Subunits heterologously-expressed in CHO cells were studied in whole-cell mode. Current-voltage relationships and histograms are mean current ± S.E.M. for 8–12 cells per group. A. Exemplar current families are shown for SENP1-activated K2P1, K2P3, K2P9 and K2P2 expressed without or with (+) K2P1-Y231F. K2P1-Y231F suppressed current passed by K2P1, K2P3 and K2P9 but not K2P2, consistent with assembly of K2P1-Y231F with all but the last subunit type. Current inhibition at 50 mV was 89%, 88% and 76% for SENP1-activated K2P1, K2P3 and K2P9, respectively. Current-voltage relationships are shown; K2P1 basal current is indicated by the open squares. B. Histograms of current at 50 mV in CHO cells expressing the indicated channels before (solid bars) and on application of halothane (hashed bars). K2P3 and K2P9 were studied with control solution in the pipette. Halothane was applied to K2P1, WT-K2P3 and WT-K2P9 after activation by SENP1 in the pipette; as in patches (Figure 5), these channels pass negligible currents without activation by SENP (control). Halothane augmented channel current in the following order: WT–K2P9 ≫ K2P9 > K2P3 > WT–K2P3 or K2P1.
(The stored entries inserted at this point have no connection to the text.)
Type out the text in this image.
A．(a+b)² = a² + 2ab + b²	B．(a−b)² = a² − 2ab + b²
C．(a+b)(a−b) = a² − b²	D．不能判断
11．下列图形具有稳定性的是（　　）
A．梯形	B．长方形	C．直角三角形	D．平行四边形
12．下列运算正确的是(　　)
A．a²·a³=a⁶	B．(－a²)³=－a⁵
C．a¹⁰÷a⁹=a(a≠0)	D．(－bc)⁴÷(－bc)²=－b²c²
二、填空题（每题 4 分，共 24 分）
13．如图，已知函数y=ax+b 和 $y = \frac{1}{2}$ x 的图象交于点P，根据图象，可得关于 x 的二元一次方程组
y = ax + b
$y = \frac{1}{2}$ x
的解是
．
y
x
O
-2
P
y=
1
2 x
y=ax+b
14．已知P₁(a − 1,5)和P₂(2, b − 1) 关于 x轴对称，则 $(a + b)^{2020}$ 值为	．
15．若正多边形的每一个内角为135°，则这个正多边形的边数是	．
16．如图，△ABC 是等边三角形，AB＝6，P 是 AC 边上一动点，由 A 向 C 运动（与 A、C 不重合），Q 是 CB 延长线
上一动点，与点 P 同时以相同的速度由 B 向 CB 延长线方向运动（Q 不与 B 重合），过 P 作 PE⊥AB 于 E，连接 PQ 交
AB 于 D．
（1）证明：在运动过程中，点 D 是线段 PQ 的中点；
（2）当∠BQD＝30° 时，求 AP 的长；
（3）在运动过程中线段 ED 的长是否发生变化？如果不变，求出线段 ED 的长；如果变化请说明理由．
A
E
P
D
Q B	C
Figure 7. Channels that can incorporate K2P1 mediate the acid-sensitive portion of IKso and are those responsive to halothane

FRET analysis was performed on live CGN that heterologously expressed subunits tagged with CFP or YFP as in Figure 4. Fluorescence decay parameters (mean τ ± S.E.M.) are listed in Table S3. IKso was studied in whole-cell mode, as in Figure 2, with only solution B in the pipette (control), added SUMO1, or added SENP1 (n = 10 cells). Significant changes in IKso magnitude, compared to naive CGN studied with control solution in the pipette, are indicated (*, P<0.001). A. FRET between CFP-K2P3 (or CFP-K2P9) and YFP-SUMO1 requires K2P1. FRET is observed in homodimeric channels between subunits tagged with CFP and YFP (dotted lines); CFP-K2P3 or CFP-K2P9 show FRET with YFP-SUMO1 when wild type K2P1 (WT) is also expressed (NS, indicates no significant change compared to homodimeric channel FRET signal). Controls: FRET was not observed with heterologous-expression of subunits incapable of sumoylation, YFP-SUMO1₉₅ (95) and K2P1-K274Q (Q). B. Exemplar IKso traces and mean current-density histograms. Left, as shown in Figure 2A (Table S1), SENP1 augments IKso. Middle, heterologous expression of K2P1-Y231F subunits ablates augmentation by SENP1 and diminishes IKso by 60% (to 100 ± 9 pA/pF). SUMO1 does not alter IKso (245 ± 22 pA/pF). In contrast, SENP1 augments IKso by ~200%. C. Exemplar IKso traces and mean current-density histograms. Application of halothane (gray traces) augments IKso ~200% but has no effect on IKso in cells expressing K2P1-Y231F (105 ± 14 pA/pF). Adding SUMO1 into the pipette does not alter the effect of halothane (510 ± 44 pA/pF). With SENP1 in the pipette, halothane augments IKso ~345% to 860 pA/pF.